Marjatta Metsovaara, 1927-2014
Think of Scandinavian design and it's most likely pared back interiors and simple wooden furniture come to mind. It's less likely you'll think of vibrant fabrics akin to those of David Hicks and Lucienne Day. That is, until you've seen the designs of Marjatta Metsovaara - the Finnish textile master whose bright patterns illuminated households darkened by post-war austerity.

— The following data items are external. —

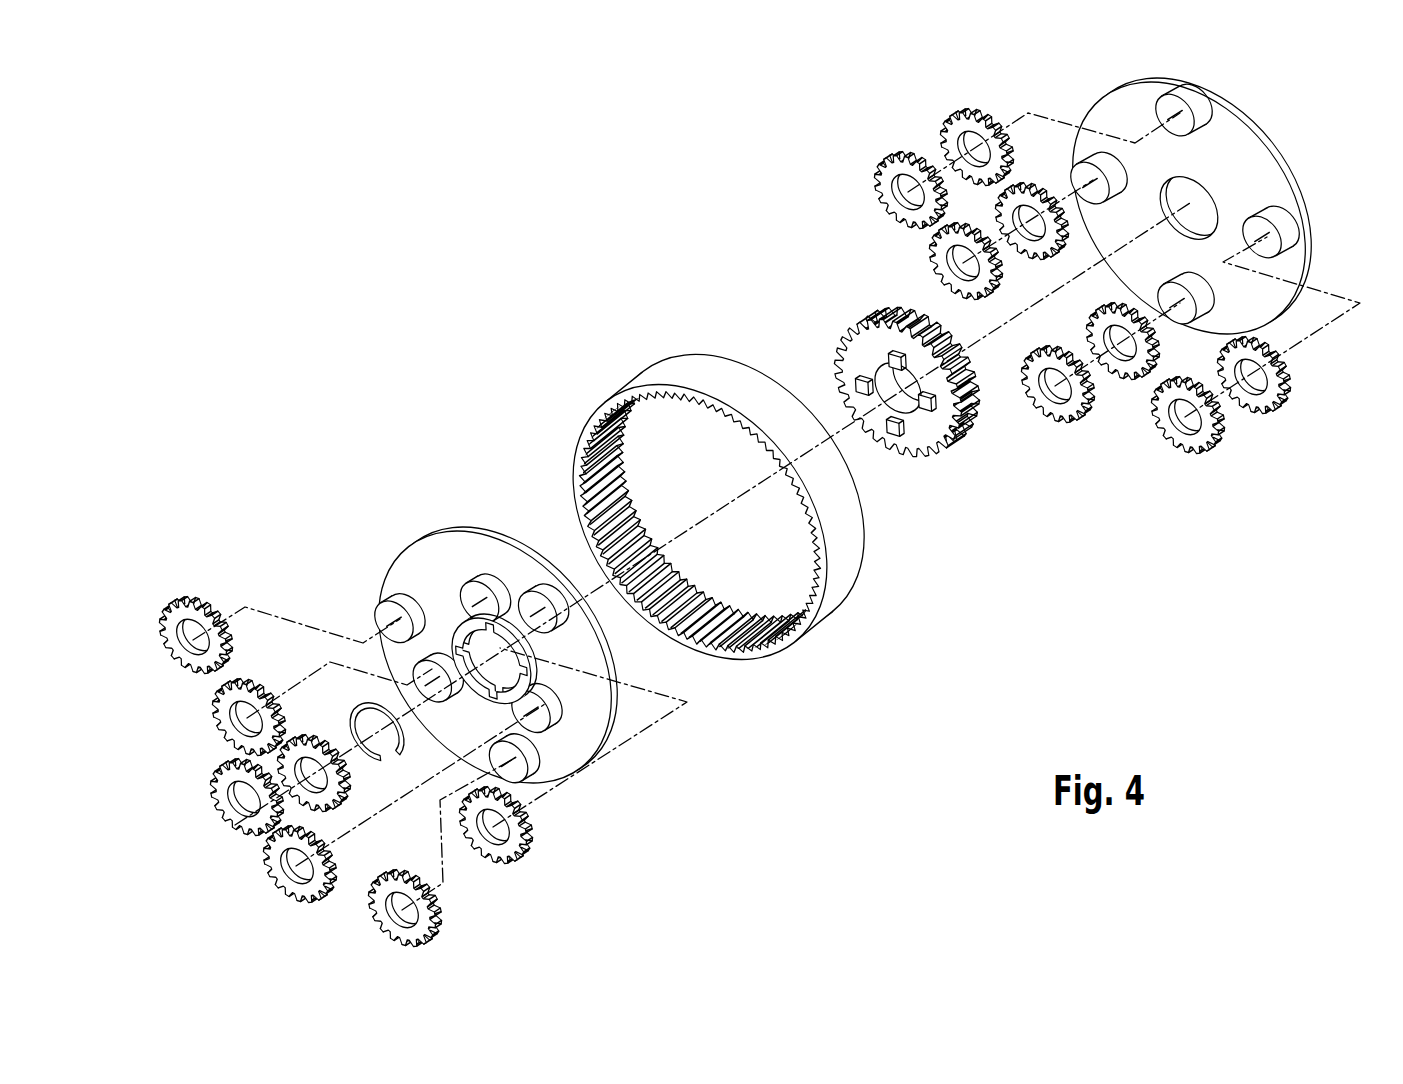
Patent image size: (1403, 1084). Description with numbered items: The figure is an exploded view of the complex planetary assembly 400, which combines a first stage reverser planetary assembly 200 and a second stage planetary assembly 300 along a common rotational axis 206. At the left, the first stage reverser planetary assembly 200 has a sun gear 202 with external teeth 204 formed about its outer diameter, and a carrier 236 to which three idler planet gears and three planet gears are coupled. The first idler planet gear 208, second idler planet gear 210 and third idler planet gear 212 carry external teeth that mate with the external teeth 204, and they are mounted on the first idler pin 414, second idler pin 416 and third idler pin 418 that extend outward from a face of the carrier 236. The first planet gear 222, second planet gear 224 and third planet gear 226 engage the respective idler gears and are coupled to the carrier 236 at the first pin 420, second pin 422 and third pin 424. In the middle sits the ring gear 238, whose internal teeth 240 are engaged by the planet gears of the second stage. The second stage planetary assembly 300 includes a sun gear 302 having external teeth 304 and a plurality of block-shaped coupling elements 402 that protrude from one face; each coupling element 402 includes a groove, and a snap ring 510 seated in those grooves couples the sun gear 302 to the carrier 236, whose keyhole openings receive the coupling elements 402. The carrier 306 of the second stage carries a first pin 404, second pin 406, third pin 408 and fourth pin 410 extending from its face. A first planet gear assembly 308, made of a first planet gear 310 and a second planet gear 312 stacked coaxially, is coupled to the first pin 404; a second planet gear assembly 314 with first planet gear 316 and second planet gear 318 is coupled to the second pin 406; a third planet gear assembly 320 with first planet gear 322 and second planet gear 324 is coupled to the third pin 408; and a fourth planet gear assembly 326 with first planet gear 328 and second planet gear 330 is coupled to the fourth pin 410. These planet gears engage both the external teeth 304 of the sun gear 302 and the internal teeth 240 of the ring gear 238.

The complex planetary assembly 400 is at (755, 504).
The first stage reverser planetary assembly 200 is at (406, 653).
The second stage planetary assembly 300 is at (1069, 349).
The sun gear 202 is at (384, 733).
The external teeth 204 is at (345, 795).
The rotational axis 206 is at (785, 507).
The first idler planet gear 208 is at (272, 870).
The second idler planet gear 210 is at (220, 730).
The third idler planet gear 212 is at (220, 808).
The first planet gear 222 is at (438, 935).
The second planet gear 224 is at (530, 843).
The third planet gear 226 is at (185, 602).
The carrier 236 is at (490, 646).
The ring gear 238 is at (736, 493).
The internal teeth 240 is at (627, 507).
The sun gear 302 is at (884, 407).
The external teeth 304 is at (918, 376).
The carrier 306 is at (1221, 203).
The first planet gear assembly 308 is at (887, 139).
The first planet gear 310 is at (878, 182).
The second planet gear 312 is at (975, 113).
The second planet gear assembly 314 is at (1275, 421).
The first planet gear 316 is at (1181, 457).
The second planet gear 318 is at (1293, 384).
The third planet gear assembly 320 is at (1096, 436).
The first planet gear 322 is at (1050, 427).
The second planet gear 324 is at (1115, 383).
The fourth planet gear assembly 326 is at (930, 259).
The first planet gear 328 is at (940, 262).
The second planet gear 330 is at (1033, 258).
The coupling elements 402 is at (866, 342).
The first pin 404 is at (1184, 110).
The second pin 406 is at (1271, 231).
The third pin 408 is at (1186, 298).
The fourth pin 410 is at (1099, 178).
The first idler pin 414 is at (536, 708).
The second idler pin 416 is at (485, 598).
The third idler pin 418 is at (494, 659).
The first pin 420 is at (514, 758).
The second pin 422 is at (543, 608).
The third pin 424 is at (399, 618).
The snap ring 510 is at (355, 708).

Image: Metsovaara's home archive
Florence Knoll, born 1917
Born to a baker and orphaned at the age of 12, Florence Knoll developed a passion for architecture and design at a young age - and she later went on to study at Cranbrook Academy of Art. After meeting her husband, furniture designer Hans Knoll, in 1941, the two became a powerhouse of creativity and developed Knoll into an international design brand. To this day, her contributions to Knoll, and to the modernist design movement, are immeasurable.
Eileen Gray, 1878-1976
The sleek lines and ingenious proportions of Eileen Gray's height-adjustable side table (E 1027) is synonymous with classic 20th-century design. Originally starting her career as a specialist in lacquer work and cabinetmaking, Gray swiftly became beloved by the first followers of art deco and in 1922 she opened up her own gallery, Jean Désert, in Paris. She is regarded as a pivotal figure in the modernist movment, and her timeless chrome designs still look current in a contemporary home.
Image: Aram Store
Ray Eames, 1912-1988
Ray's creative designs, along with those of her husband Charles, were a tour de force in 20th-century design. Ray was already blazing a trail in abstract art before she met Charles and they began their collaboration on designs that led to pioneering work on fibreglass furniture and using plastic resin.
Image: © Eames Office, LLC (eames office.com)
The 8th of March each year marks International Women's Day. A day designed to mark the social, economic, political and cultural archievements of women throughout the decades.
So what better day to celebrate the work of some of the world's most influential female designers?